Passar por um período de queda de cabelos é realmente traumático. São dias, semanas, às vezes meses que parecem nunca ter fim. Os cabelos cada vez em menor quantidade, menos volumosos, vão deixando o couro cabeludo a cada escovada, banho ou noite com a cabeça encostada no travesseiro. Nos ombros, no teclado do computador, na mesa do escritório, balcão, folha do caderno, as lembranças daqueles que já estiveram firmemente presos no couro cabeludo e agora povoam todos os espaços à sua volta, menos a sua cabeça.
Muitos casos como este são passíveis de melhora, muitas delas sem que o paciente visite o médico, pois estão relacionadas a estresses, má alimentação, uso de alguns medicamentos etc. Quando estes fatores são corrigidos ou desaparecem, e se o paciente agüentar esperar pela recuperação natural dos cabelos, a tendência é que os cabelos lentamente reapareçam e reocupem o lugar que os é de direito.

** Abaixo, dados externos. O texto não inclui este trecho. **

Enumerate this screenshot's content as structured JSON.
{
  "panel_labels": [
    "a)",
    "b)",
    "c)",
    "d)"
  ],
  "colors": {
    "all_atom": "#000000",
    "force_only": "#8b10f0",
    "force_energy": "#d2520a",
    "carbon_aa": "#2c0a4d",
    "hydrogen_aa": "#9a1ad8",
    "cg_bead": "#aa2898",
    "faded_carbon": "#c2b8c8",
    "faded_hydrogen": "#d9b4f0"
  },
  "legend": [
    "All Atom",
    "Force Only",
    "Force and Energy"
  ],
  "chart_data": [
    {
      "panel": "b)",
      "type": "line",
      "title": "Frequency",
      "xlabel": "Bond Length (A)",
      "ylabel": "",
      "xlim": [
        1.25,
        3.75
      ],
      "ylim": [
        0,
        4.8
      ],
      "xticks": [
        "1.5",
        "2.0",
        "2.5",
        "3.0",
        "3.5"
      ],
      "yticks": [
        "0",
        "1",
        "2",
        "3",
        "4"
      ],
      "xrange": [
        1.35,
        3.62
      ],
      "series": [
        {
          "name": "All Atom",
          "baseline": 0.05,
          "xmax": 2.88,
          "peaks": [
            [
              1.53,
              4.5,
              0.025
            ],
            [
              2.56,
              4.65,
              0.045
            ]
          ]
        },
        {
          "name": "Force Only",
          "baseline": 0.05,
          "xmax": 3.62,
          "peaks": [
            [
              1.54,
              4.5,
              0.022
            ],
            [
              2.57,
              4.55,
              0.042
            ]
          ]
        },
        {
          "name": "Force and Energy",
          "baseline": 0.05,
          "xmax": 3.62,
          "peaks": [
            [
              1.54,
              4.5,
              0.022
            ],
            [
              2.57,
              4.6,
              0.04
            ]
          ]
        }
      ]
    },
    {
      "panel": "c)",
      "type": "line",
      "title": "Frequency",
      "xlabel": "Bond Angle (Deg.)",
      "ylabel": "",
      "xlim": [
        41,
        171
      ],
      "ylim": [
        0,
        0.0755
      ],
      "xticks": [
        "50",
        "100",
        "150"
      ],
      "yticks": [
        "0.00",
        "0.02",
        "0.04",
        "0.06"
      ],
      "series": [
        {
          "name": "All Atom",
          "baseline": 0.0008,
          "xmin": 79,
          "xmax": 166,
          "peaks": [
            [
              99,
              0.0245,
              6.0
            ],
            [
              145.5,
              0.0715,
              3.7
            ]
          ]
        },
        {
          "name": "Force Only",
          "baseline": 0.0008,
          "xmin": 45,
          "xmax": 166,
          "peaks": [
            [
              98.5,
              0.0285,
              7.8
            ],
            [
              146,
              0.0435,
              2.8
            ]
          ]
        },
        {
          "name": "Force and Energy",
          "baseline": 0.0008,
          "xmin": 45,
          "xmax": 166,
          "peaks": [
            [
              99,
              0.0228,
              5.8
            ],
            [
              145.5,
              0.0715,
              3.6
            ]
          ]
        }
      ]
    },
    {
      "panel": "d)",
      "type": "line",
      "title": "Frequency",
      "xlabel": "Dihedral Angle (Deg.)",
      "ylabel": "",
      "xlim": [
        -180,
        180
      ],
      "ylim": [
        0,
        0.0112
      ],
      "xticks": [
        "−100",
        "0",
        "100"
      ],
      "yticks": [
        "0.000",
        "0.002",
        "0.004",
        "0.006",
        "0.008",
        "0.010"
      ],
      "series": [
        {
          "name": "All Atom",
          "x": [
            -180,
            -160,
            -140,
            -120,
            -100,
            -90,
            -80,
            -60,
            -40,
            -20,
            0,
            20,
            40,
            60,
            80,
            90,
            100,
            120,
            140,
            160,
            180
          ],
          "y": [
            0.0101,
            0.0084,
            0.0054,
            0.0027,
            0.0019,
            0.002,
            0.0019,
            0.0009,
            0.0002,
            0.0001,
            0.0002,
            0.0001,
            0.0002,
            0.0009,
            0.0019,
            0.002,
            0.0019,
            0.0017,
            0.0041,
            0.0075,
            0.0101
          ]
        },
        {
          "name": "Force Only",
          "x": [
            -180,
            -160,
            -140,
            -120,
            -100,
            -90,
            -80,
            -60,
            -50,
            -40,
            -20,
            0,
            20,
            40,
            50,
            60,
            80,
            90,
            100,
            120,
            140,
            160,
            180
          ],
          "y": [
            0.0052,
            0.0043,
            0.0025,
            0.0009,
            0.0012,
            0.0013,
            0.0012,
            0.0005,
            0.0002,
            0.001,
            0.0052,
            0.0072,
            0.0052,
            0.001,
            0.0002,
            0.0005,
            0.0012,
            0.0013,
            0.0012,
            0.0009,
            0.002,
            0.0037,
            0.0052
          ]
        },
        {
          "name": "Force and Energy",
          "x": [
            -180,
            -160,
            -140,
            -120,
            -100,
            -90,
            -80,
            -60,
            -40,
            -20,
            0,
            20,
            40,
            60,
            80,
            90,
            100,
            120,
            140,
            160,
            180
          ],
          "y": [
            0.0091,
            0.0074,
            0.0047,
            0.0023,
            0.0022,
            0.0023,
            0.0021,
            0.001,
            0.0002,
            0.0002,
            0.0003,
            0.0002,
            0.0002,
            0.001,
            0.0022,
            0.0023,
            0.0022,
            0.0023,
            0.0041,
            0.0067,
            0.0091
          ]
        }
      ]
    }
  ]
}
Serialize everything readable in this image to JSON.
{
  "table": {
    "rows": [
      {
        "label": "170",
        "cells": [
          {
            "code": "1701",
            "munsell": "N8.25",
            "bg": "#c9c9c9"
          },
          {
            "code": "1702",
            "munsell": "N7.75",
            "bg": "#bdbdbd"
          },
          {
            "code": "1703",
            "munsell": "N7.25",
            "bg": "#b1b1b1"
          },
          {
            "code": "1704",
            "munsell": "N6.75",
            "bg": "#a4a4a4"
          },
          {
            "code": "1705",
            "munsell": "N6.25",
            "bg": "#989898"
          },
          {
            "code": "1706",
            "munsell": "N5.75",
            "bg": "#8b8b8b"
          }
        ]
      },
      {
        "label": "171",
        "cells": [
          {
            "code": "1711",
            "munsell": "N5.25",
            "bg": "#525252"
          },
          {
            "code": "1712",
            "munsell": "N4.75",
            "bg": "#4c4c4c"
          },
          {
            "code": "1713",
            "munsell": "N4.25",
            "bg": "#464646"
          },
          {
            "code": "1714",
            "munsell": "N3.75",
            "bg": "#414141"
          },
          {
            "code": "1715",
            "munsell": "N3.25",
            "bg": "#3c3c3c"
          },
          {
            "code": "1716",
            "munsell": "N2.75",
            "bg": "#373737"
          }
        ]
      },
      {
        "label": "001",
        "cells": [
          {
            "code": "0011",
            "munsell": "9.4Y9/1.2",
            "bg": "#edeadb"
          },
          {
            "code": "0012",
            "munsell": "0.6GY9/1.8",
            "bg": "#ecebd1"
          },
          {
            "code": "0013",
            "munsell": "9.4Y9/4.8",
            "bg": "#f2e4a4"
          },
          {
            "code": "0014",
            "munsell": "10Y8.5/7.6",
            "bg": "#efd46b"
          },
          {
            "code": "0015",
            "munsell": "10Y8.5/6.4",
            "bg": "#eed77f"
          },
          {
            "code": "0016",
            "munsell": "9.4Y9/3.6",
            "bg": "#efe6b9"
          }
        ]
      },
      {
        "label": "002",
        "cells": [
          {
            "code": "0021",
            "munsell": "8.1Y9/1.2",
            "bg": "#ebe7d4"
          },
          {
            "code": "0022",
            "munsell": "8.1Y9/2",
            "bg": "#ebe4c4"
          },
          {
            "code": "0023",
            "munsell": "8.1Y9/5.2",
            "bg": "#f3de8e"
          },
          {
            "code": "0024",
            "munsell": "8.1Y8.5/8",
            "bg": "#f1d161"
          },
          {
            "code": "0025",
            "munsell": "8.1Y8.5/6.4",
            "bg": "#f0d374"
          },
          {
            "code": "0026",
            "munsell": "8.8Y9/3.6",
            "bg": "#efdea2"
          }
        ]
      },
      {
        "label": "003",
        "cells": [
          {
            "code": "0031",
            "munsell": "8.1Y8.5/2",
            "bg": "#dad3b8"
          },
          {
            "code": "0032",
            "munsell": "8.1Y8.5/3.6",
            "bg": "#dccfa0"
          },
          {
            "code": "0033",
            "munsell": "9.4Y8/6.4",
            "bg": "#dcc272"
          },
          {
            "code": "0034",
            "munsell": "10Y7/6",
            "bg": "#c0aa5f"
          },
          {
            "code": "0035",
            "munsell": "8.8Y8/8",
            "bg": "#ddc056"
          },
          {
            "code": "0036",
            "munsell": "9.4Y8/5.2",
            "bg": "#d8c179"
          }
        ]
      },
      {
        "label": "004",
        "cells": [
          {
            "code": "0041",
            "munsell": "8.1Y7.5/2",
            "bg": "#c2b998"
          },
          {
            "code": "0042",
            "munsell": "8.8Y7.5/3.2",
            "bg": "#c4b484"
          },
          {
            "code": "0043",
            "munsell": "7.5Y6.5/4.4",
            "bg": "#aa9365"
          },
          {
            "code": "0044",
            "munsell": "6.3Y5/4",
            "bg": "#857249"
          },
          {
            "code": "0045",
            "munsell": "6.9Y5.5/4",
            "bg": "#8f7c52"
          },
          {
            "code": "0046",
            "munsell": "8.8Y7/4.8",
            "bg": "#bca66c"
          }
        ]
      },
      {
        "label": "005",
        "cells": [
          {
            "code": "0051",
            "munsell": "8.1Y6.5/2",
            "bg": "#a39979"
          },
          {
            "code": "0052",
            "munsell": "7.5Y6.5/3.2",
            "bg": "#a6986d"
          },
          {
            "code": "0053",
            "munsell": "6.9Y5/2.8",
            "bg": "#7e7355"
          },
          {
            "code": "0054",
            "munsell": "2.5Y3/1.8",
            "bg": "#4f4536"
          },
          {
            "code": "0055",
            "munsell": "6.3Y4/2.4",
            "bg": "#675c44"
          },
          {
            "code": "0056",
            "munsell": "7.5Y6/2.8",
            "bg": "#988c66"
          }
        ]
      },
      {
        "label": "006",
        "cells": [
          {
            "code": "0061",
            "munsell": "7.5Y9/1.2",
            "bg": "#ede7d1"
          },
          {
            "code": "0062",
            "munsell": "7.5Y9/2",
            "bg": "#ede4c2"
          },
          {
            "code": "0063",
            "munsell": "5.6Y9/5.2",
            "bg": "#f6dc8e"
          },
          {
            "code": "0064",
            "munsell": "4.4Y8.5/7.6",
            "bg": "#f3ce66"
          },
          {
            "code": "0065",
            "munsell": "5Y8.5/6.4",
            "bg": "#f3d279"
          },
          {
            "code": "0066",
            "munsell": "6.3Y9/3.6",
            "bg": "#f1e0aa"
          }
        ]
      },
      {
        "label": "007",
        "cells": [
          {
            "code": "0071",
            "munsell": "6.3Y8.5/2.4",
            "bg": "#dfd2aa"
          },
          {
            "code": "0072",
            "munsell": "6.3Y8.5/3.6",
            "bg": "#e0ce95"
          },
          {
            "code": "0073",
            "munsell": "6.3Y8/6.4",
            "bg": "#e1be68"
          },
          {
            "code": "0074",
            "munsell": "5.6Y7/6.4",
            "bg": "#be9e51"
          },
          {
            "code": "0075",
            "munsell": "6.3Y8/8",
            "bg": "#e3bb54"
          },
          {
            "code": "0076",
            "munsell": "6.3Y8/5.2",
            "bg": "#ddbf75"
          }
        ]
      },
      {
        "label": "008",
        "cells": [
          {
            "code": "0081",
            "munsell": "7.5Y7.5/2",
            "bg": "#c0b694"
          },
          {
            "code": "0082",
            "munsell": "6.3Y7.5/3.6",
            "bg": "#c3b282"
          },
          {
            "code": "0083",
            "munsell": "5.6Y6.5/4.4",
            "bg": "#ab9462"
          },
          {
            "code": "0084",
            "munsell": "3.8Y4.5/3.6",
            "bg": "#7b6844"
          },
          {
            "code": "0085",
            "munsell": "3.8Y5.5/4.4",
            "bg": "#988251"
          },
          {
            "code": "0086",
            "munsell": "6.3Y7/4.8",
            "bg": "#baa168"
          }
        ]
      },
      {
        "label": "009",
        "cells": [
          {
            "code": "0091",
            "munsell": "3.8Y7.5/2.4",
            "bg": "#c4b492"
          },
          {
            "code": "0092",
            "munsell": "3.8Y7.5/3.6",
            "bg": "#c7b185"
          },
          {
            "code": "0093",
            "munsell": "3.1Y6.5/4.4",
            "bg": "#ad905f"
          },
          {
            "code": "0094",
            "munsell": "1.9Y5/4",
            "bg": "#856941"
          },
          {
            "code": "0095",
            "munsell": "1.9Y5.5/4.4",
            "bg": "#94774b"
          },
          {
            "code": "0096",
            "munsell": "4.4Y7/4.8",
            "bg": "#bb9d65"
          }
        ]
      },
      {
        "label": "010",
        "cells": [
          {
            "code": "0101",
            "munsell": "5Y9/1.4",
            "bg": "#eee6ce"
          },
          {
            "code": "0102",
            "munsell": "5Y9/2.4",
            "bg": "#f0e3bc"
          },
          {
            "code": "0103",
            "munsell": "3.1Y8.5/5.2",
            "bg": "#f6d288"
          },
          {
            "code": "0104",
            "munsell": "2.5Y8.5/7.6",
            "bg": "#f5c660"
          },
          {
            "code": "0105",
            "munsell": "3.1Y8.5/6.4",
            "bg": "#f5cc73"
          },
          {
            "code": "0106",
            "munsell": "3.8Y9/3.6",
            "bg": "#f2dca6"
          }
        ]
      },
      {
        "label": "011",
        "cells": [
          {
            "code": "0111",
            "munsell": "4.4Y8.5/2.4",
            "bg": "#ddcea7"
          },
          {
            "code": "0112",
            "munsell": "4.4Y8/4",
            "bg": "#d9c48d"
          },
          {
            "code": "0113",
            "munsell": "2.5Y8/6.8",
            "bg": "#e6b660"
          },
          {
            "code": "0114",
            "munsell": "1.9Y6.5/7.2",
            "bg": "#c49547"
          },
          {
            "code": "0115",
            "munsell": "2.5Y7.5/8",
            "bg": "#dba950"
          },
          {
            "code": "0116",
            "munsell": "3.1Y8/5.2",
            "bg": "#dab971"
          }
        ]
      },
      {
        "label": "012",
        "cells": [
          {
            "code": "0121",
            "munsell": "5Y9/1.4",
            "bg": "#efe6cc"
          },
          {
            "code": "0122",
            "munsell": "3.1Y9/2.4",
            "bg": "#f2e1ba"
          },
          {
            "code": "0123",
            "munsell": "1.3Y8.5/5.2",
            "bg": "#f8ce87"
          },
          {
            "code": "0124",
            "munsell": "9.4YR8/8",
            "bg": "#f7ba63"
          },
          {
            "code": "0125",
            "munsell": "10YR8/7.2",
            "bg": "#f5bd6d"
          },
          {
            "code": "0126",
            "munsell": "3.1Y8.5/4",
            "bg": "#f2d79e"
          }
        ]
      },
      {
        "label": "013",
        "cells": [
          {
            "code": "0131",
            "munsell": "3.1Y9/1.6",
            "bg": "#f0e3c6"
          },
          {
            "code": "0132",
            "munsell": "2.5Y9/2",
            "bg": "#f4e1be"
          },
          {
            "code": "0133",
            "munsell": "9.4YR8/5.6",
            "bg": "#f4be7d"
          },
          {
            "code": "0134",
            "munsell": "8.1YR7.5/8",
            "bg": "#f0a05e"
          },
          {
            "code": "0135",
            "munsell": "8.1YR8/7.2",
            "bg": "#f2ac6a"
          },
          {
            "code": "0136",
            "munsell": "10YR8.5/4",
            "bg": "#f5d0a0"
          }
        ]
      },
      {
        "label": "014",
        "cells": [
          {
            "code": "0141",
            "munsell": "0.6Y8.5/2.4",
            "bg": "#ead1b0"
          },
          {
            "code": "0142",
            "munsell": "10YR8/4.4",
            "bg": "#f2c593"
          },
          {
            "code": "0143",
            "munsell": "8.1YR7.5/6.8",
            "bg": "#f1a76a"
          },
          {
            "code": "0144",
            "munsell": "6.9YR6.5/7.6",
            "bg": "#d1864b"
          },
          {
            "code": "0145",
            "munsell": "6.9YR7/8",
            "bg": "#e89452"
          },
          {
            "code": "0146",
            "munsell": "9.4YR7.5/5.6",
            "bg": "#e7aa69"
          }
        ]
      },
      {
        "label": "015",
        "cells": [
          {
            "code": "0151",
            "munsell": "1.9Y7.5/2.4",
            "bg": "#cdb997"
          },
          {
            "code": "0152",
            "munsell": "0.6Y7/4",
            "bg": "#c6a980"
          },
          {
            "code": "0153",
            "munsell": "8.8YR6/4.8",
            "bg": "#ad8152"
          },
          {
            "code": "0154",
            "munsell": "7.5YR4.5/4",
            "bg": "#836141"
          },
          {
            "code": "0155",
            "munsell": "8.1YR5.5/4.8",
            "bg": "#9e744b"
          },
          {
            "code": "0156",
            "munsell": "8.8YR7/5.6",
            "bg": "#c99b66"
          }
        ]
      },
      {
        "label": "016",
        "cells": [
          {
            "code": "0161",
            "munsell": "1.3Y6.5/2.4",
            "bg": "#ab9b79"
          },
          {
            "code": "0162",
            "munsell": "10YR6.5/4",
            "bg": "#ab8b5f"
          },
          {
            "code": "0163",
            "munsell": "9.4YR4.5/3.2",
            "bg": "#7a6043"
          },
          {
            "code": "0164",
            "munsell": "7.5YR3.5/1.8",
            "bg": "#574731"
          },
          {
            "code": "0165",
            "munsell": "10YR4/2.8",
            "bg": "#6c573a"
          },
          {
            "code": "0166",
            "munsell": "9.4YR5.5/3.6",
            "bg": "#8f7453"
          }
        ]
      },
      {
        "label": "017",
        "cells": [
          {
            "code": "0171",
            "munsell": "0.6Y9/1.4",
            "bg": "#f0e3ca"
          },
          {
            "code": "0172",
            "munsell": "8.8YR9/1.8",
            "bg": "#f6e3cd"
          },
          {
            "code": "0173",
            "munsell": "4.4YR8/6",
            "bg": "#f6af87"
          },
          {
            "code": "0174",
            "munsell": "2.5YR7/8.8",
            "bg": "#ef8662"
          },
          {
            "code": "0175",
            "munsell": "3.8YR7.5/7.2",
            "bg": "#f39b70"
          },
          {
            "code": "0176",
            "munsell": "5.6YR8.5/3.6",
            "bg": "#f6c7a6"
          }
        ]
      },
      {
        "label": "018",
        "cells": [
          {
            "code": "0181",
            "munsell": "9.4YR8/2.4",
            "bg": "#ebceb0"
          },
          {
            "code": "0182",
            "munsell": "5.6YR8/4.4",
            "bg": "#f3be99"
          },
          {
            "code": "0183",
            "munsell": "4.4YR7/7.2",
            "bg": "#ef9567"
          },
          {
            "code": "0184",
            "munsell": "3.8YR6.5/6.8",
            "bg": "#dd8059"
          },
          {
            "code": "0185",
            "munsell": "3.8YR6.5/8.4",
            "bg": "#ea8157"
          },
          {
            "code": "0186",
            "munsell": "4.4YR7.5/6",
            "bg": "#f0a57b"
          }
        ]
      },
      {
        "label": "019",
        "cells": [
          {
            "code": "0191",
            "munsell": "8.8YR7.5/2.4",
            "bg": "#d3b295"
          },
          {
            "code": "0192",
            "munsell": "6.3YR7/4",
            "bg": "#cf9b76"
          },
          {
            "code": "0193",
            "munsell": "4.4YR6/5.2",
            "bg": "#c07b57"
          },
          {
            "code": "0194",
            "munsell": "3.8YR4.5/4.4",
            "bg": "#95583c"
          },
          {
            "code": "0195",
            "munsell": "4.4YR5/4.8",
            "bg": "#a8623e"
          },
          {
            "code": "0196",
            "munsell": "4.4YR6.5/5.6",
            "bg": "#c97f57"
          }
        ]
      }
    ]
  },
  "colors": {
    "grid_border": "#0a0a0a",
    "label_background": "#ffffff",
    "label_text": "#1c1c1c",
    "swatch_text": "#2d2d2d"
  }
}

Em alguns casos, comuns nas calvícies hereditárias masculinas e femininas, este quadro não costuma parar, evolui sempre, sem perspectiva de melhora. A angústia persiste e torna-se um estresse que acaba por si só agravando o quadro e deixando o couro cabeludo mais calvo. Os poucos cabelos que ainda persistem tornam-se mais solitários e isolados no couro cabeludo até que poucos fiquem para contar a história daquela que um dia foi uma cabeleira vasta e volumosa.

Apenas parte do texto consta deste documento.